Compare that to rabies, which kills nearly 100% of people who develop symptoms but spreads only through animal bites and is not transmissible person to person. Or Ebola, which has a high fatality rate but an R0 of only about 1.5 to 2.5. The diseases that spread most easily are not necessarily the ones that kill most effectively, and vice versa.
What It Takes to Stop the Spread
Because measles is so contagious, it demands an unusually high level of population immunity to keep outbreaks from taking hold. At least 95% of a population must be vaccinated to maintain herd immunity for measles. That threshold is higher than for any other vaccine-preventable disease and is a direct consequence of its extreme R0. When vaccination rates dip even slightly below that line, the virus finds pockets of susceptible people and outbreaks follow quickly.

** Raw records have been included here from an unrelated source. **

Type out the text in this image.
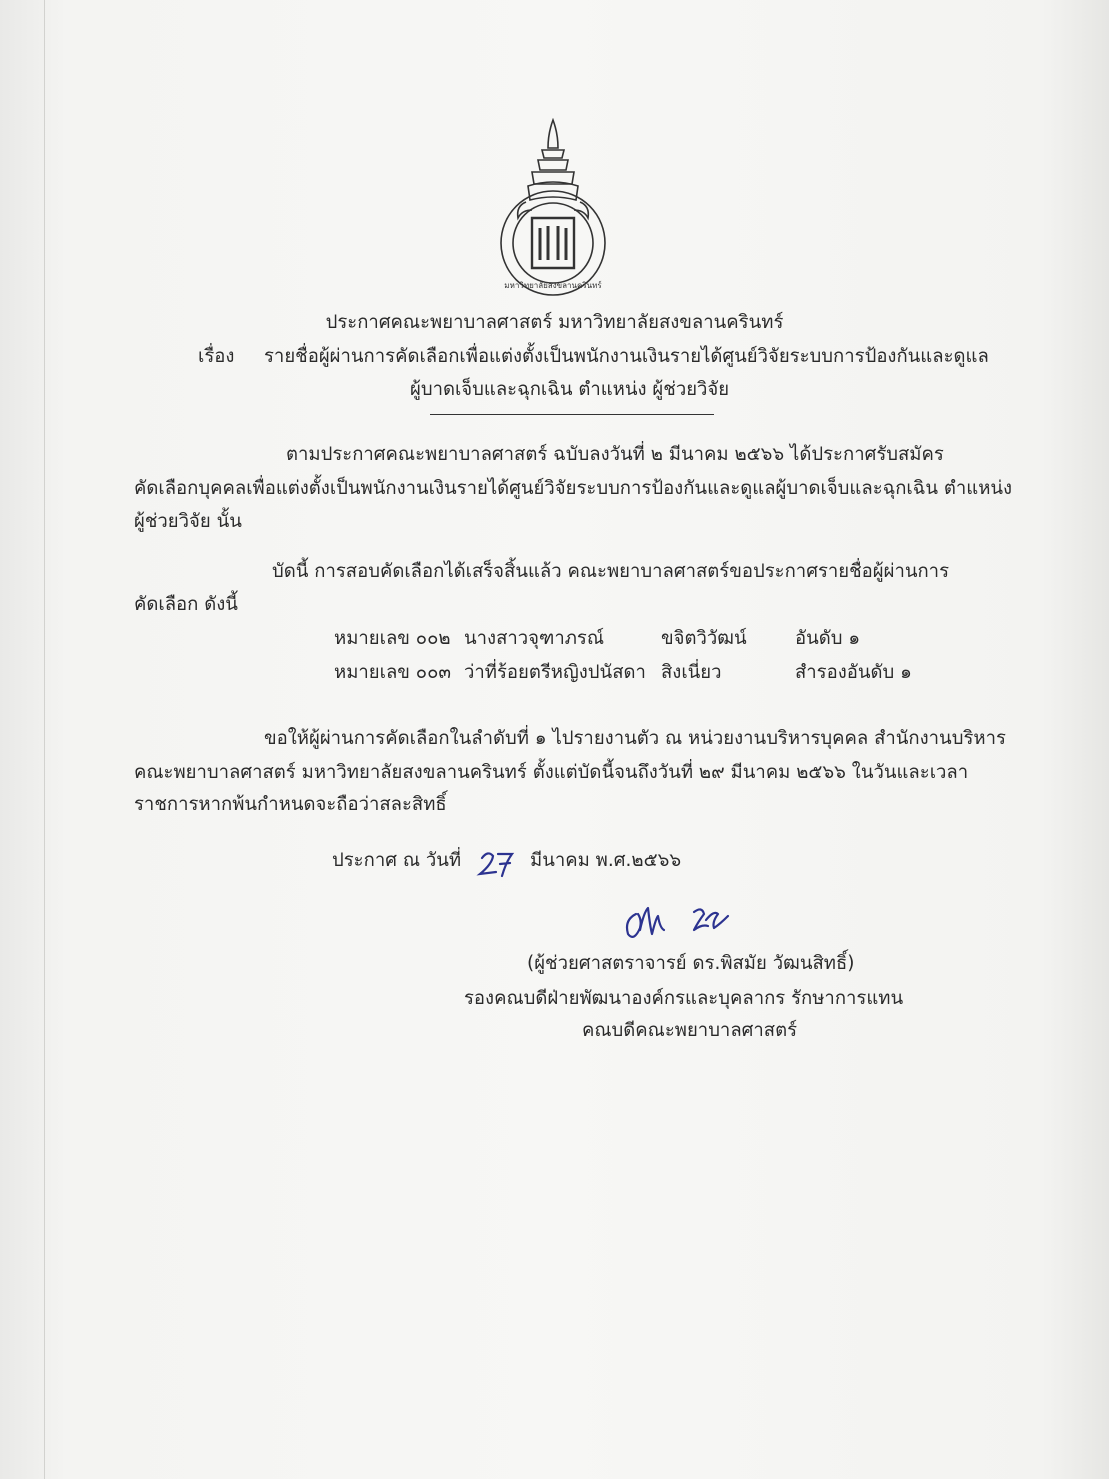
มหาวิทยาลัยสงขลานครินทร์
ประกาศคณะพยาบาลศาสตร์ มหาวิทยาลัยสงขลานครินทร์
เรื่อง รายชื่อผู้ผ่านการคัดเลือกเพื่อแต่งตั้งเป็นพนักงานเงินรายได้ศูนย์วิจัยระบบการป้องกันและดูแล
ผู้บาดเจ็บและฉุกเฉิน ตำแหน่ง ผู้ช่วยวิจัย
ตามประกาศคณะพยาบาลศาสตร์ ฉบับลงวันที่ ๒ มีนาคม ๒๕๖๖ ได้ประกาศรับสมัคร
คัดเลือกบุคคลเพื่อแต่งตั้งเป็นพนักงานเงินรายได้ศูนย์วิจัยระบบการป้องกันและดูแลผู้บาดเจ็บและฉุกเฉิน ตำแหน่ง
ผู้ช่วยวิจัย นั้น
บัดนี้ การสอบคัดเลือกได้เสร็จสิ้นแล้ว คณะพยาบาลศาสตร์ขอประกาศรายชื่อผู้ผ่านการ
คัดเลือก ดังนี้
หมายเลข ๐๐๒ นางสาวจุฑาภรณ์	ขจิตวิวัฒน์	อันดับ ๑
หมายเลข ๐๐๓ ว่าที่ร้อยตรีหญิงปนัสดา สิงเนี่ยว	สำรองอันดับ ๑
ขอให้ผู้ผ่านการคัดเลือกในลำดับที่ ๑ ไปรายงานตัว ณ หน่วยงานบริหารบุคคล สำนักงานบริหาร
คณะพยาบาลศาสตร์ มหาวิทยาลัยสงขลานครินทร์ ตั้งแต่บัดนี้จนถึงวันที่ ๒๙ มีนาคม ๒๕๖๖ ในวันและเวลา
ราชการหากพ้นกำหนดจะถือว่าสละสิทธิ์
ประกาศ ณ วันที่	มีนาคม พ.ศ.๒๕๖๖
(ผู้ช่วยศาสตราจารย์ ดร.พิสมัย วัฒนสิทธิ์)
รองคณบดีฝ่ายพัฒนาองค์กรและบุคลากร รักษาการแทน
คณบดีคณะพยาบาลศาสตร์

For comparison, diseases with lower R0 values need lower vaccination thresholds. Polio requires roughly 80 to 85% coverage. The 95% bar for measles leaves almost no margin for error, which is why public health officials treat even small drops in childhood vaccination rates as urgent.
Why R0 Isn’t a Fixed Number
The R0 values cited for any disease are not universal constants. They shift depending on population density, social organization, and even the season. Measles in a crowded urban area will behave differently than in a rural community where people have fewer daily contacts. The classic R0 of 12 to 18 comes from historical data in the U.S. and UK, and real-world spread in a given outbreak can be higher or lower depending on local conditions.
What remains consistent is measles’ position at the top of the list. No other human pathogen consistently matches its combination of airborne persistence, low infectious dose, a contagious period that starts before symptoms appear, and a secondary attack rate above 90% in susceptible contacts. By every standard measure of infectiousness, measles is the benchmark against which all other diseases are compared.